Jan 5, 2019 Tags: #management

Having quickly jumped position ladders in the past, I always had that scary stare in the mirror: “I am not supposed to build new great stuff with my hands anymore”. In my own life, I was lucky to be facing the need to build companies — which is even more challenging. But for many, life turns into endless position hopping in the Dilbert comic.

Many of my peers struggle to the very day, so here you go:

Kubler-Ross cycle for senior engineer turning into the manager.

  1. “It can’t be true that doing stuff myself isn’t the most beneficial for the company”, terrible discomfort, “lemme show you how it’s done, son” syndrome.
  2. “Why do I have to deal with all these boring business chores instead when my folks are pushing these amazing features!”
  3. “I can carve myself some low-effort honorable engineering responsibility” to contribute to and keep feeling like an engineer.
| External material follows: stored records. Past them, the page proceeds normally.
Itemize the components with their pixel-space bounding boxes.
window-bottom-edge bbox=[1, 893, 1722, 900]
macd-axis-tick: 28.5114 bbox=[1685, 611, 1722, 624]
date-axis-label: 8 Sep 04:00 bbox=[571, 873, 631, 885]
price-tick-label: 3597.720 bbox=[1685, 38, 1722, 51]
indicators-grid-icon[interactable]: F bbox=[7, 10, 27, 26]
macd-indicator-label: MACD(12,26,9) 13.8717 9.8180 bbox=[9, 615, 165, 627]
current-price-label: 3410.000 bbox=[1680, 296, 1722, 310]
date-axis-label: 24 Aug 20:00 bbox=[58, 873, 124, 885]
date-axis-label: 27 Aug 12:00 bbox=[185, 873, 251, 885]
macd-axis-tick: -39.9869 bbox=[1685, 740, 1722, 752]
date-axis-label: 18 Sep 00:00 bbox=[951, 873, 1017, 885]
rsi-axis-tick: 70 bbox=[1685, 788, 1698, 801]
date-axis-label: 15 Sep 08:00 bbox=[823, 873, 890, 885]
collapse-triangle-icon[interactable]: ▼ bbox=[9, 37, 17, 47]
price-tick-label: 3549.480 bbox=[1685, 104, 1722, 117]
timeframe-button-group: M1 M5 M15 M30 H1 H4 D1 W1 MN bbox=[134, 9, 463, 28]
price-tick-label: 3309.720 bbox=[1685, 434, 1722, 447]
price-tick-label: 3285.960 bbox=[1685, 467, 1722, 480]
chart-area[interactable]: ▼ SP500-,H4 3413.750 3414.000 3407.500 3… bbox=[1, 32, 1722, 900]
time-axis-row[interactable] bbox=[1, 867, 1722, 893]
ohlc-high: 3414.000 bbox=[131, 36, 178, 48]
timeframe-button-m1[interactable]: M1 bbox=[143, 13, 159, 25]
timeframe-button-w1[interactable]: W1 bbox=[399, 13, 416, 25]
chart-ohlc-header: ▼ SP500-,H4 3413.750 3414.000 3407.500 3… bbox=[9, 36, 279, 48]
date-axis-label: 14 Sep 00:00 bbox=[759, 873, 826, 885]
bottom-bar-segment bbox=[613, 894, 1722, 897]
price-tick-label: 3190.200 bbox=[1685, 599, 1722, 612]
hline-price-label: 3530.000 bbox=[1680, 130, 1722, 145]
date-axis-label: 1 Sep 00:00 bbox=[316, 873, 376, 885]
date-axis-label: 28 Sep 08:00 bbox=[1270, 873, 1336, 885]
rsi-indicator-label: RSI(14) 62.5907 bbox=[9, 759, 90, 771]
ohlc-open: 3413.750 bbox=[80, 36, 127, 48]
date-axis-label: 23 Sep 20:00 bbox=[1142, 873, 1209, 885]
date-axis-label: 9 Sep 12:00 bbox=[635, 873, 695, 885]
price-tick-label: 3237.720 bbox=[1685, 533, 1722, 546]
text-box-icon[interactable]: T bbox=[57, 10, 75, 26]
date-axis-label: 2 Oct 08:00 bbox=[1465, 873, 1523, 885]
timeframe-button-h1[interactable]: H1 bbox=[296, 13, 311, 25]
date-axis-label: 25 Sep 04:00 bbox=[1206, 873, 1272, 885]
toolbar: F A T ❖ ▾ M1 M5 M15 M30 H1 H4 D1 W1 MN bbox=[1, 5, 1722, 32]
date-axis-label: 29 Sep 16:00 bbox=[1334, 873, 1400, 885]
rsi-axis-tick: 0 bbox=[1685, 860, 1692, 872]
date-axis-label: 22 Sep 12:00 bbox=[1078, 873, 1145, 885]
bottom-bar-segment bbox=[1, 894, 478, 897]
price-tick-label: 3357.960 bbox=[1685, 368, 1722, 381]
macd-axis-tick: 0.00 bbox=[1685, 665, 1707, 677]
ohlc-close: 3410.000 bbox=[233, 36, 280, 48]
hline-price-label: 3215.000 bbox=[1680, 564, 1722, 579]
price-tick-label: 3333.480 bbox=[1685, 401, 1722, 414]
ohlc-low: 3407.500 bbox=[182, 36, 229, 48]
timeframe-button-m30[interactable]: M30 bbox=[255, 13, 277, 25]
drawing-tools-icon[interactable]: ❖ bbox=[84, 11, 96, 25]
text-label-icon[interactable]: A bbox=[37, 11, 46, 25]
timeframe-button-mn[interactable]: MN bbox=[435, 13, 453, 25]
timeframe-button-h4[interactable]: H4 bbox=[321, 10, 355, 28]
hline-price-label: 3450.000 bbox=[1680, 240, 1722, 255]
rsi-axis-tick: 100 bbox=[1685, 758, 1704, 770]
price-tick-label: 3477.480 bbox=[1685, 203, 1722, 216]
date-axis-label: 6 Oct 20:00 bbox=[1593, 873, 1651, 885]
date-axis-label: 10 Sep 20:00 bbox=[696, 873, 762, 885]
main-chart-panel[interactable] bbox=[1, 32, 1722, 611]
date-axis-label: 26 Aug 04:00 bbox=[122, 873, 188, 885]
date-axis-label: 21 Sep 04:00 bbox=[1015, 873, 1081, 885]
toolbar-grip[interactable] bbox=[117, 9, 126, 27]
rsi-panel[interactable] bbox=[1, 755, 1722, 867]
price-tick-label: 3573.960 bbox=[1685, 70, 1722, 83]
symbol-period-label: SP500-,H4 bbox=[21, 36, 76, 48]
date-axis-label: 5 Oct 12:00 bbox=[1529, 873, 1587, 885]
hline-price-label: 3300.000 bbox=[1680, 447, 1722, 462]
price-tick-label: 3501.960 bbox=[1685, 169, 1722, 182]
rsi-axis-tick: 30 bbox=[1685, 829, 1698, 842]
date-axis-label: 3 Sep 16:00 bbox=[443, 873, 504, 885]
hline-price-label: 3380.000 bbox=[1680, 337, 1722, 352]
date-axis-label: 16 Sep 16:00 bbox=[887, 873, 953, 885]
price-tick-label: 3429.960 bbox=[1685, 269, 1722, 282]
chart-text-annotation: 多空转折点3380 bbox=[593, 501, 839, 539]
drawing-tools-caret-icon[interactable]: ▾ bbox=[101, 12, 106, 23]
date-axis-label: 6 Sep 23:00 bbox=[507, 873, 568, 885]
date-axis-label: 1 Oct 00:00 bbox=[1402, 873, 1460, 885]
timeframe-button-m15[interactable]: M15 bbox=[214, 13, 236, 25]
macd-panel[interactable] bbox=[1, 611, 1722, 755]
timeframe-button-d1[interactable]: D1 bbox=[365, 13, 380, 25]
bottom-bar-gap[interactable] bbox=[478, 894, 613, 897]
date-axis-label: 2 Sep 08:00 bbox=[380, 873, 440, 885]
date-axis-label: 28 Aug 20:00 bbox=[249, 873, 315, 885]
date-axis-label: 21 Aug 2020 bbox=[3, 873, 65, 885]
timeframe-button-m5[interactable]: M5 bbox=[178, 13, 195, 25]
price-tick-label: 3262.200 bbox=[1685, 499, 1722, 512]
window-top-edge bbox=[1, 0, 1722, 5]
People around go ¯_(ツ)_/¯ at weirdo boss but merge PRs.
  4. “I’m never going to be an engineer again, damnit, everything is meaningless, I will make no real impact” (departs back to engineering after long depression).
  5. My technical background’s impact on the organization is having the engineering skills and making business decisions that are sane from the engineering standpoint to make engineer’s lives less hell along the road.

I saw it way more times than I’d like to, I did roll through this cycle a few times myself, but there’s a shortcut for jumping from 1 to 5. And it’s not a pet project (though it helps). It’s gratitude.

One can realize that any environment which contributed to their own upbringing as awesome engineers was managed by someone sane. And every engineer dreams for sane environment, mentorship and boss that digs stuff. You can say “thanks” to those who helped you grow and those who work for you by contributing to environment where others can get better and get their job done well without getting slightly insane. And as a personal benefit - it teleports you directly into acceptance, with no suffering attached.

All of the suffering come from crisis of identity, while all of the perks come from realizing the opportunity to serve others better, this is the only reasonable shortcut I’ve learnt through the years.